Let's first talk about visualizing all the work.

Make the Work Transparent

If you have all kinds of interruptions, you might not realize what all the work is, nor the state of that work. (See Projects, Products, and the Project Portfolio: Part 2, Assess & Rank the Work for guidance about all the work.) Here are some ways of thinking about how to make this ad hoc work transparent:

  • I do recommend a ticketing system just for production support issues. The ticketing system would only have blockers, crashes, and other stop-the-presses kind of work.
  • Instead of a ticketing system for all the other ad hoc work, consider a different collection mechanism. That mechanism could be: an email list, a parking lot, a large board with stickies.

I recommend against a spreadsheet. It's too easy to hide large pieces of information in a small cell. I've seen people use an email list where one person transcribes each email to a card. I don't like that, because it's too easy for people to lob work onto that email list and not take the time to make a card.

Instead, I much prefer to use either a physical or virtual whiteboard. Make sure everyone uses a large-enough “card” so everyone can read the entire contents of the card. If your whiteboard does not allow variable-size cards, use a different whiteboard.

I'm a fan of physical boards when we can call see them. One of my clients uses a physical board in the CIO's home office with a permanent camera on that wall. A physical board limits the WIP just because of its physical-ness.

Whatever you do, make sure everyone can see the work. Now, decide when to assess the work.

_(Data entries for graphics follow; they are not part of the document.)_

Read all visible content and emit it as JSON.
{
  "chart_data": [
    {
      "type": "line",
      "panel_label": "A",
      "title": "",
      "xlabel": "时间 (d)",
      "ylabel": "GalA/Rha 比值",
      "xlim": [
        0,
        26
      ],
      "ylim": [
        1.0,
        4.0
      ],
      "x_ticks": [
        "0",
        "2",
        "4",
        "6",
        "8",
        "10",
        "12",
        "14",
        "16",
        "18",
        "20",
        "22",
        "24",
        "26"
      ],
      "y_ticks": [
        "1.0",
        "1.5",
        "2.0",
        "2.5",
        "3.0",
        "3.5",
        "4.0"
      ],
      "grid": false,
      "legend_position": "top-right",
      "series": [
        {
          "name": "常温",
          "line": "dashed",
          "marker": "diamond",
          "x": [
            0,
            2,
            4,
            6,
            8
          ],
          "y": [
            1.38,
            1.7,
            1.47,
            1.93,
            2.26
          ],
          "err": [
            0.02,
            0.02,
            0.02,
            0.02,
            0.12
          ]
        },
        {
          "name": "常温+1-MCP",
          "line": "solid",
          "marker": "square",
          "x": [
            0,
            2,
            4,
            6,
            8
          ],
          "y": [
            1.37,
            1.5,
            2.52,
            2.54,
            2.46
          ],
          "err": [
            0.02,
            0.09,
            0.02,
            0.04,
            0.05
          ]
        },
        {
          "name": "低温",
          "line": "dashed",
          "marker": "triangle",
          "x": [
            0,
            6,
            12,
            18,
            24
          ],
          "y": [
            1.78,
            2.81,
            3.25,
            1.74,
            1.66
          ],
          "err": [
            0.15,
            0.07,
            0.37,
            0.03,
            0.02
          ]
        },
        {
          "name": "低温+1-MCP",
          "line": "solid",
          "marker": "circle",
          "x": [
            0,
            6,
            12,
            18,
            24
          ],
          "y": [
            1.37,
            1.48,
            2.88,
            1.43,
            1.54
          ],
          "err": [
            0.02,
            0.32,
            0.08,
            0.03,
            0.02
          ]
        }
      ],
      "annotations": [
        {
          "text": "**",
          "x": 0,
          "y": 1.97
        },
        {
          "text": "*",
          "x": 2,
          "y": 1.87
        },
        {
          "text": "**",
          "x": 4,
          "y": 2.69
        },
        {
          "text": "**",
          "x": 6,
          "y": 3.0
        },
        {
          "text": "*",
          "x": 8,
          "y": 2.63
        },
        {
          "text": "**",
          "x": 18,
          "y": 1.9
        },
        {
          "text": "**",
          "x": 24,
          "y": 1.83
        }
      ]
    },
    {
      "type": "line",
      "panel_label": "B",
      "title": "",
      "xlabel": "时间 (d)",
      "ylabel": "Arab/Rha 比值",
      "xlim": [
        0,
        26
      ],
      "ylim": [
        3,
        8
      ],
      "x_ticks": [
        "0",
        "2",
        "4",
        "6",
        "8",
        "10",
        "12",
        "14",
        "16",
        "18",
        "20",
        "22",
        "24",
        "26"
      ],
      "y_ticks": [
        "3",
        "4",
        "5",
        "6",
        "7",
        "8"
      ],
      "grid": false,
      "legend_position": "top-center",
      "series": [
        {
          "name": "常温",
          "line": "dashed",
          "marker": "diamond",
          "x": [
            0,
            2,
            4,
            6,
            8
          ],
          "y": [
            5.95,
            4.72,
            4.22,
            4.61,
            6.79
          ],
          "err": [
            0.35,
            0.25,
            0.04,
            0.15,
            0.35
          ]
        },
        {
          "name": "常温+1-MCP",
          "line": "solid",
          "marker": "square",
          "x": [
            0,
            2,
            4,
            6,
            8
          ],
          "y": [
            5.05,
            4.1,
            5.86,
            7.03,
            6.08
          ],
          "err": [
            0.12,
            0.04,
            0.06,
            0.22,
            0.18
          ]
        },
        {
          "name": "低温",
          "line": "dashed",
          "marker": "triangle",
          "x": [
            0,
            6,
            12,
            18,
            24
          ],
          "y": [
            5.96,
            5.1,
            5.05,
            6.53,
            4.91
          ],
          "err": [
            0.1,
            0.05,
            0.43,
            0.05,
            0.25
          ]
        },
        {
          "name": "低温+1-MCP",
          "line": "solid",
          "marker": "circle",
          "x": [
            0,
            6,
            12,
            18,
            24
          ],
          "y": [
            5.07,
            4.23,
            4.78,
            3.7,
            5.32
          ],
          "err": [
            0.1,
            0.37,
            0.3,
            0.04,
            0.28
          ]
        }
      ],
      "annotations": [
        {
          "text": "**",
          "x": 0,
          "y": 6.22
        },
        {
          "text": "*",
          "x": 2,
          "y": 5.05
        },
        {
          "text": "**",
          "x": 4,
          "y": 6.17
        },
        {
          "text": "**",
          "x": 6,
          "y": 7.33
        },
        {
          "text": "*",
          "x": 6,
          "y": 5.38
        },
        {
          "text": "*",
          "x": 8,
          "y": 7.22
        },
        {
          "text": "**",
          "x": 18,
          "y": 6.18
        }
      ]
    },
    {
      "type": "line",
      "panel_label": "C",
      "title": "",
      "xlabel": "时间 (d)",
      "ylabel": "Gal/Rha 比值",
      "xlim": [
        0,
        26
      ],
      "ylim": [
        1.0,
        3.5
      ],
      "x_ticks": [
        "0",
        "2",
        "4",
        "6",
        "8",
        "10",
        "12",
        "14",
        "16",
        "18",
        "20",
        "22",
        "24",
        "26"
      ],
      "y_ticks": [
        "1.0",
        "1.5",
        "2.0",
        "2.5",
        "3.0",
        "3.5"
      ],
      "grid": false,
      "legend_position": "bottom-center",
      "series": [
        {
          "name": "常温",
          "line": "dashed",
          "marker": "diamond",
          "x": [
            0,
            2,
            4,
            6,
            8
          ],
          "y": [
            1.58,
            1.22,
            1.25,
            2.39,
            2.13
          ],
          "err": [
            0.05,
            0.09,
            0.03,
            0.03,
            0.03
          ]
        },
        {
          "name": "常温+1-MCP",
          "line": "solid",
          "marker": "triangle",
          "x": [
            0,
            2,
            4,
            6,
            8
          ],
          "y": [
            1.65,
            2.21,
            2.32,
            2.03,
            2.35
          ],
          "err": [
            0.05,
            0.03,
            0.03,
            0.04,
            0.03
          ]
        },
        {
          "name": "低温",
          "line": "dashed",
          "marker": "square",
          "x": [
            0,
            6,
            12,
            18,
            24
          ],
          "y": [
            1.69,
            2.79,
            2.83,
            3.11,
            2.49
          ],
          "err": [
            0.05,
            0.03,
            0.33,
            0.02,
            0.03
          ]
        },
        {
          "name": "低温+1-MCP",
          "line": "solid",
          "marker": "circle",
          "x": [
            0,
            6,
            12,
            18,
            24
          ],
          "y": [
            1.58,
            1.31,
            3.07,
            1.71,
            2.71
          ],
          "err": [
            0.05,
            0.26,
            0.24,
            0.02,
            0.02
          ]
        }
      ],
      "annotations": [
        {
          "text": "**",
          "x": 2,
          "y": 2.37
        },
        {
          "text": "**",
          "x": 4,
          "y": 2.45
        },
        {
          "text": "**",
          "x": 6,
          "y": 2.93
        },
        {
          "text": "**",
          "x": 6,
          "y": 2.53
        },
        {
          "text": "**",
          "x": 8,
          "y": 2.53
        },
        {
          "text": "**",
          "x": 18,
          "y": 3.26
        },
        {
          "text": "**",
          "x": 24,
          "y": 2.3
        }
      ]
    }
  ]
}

Assess the Work at Regular Intervals

If you have a ton of requests, consider assessing the work every week. If the team can't finish enough work every week, why do people get to add more work to your queue? (Are other people trying to get the monkey off their backs?)

Instead, work on the problem of the team being able to finish something every week. You might need fewer projects in progress, and people collaborating on work together. (See Create Your Successful Agile Project for more ideas.)

The first assessment is the Zeroth question: “Should we do this project (or work) at all?” IME, the more often you receive requests, the fewer of them you need to fulfill. That's because the people throwing work over to you aren't thinking about their alternatives.

Then, consider the other ranking possibilities. (Start with Project Portfolio Problems Masquerade as Project Problems or read Manage Your Project Portfolio.) I suggest you use Cost of Delay to rank the work. (See the excerpt from Manage Your Project Portfolio.)

Now, stop considering the work that the team can't do. I've seen several alternatives here:

  • Manage the organizational WIP and product WIP by asking the team to commit to much less work at any time. (Fewer simultaneous projects and features. Focus on finishing.)
  • Ask people to integrate testing and review into their work. I like pairing, but you might prefer some other approach.
  • Stop supporting “older” products that you can now buy off the shelf. You created a unique product ten years ago. Chances are quite good someone created an app/product that will do more than 90% of your uniqueness now. Transition to a new off-the-shelf product and stop supporting it in-house.

You might need a parking lot to see what you will consider later.

Principles for Defensive Portfolio Management

Here are the principles I use for defensive portfolio management:

  1. Visualize all the work. If possible, differentiate the truly urgent from the important.
  2. Assess the work with all the people who want you to do work on a regular basis. The more interruptions you have, the more often I recommend you do this. Maybe start weekly.
  3. Use Cost of Delay to assess what you should do and when.
  4. Limit the total WIP, to finish work.

And, as you do this, consider helping these folks learn about how to manage the project portfolio themselves, so you don't have to use defense. Be aware of what's important and urgent. Whatever you do, manage the incoming requests so people work on what's important and possibly urgent. Don't let other people decide what you should do today.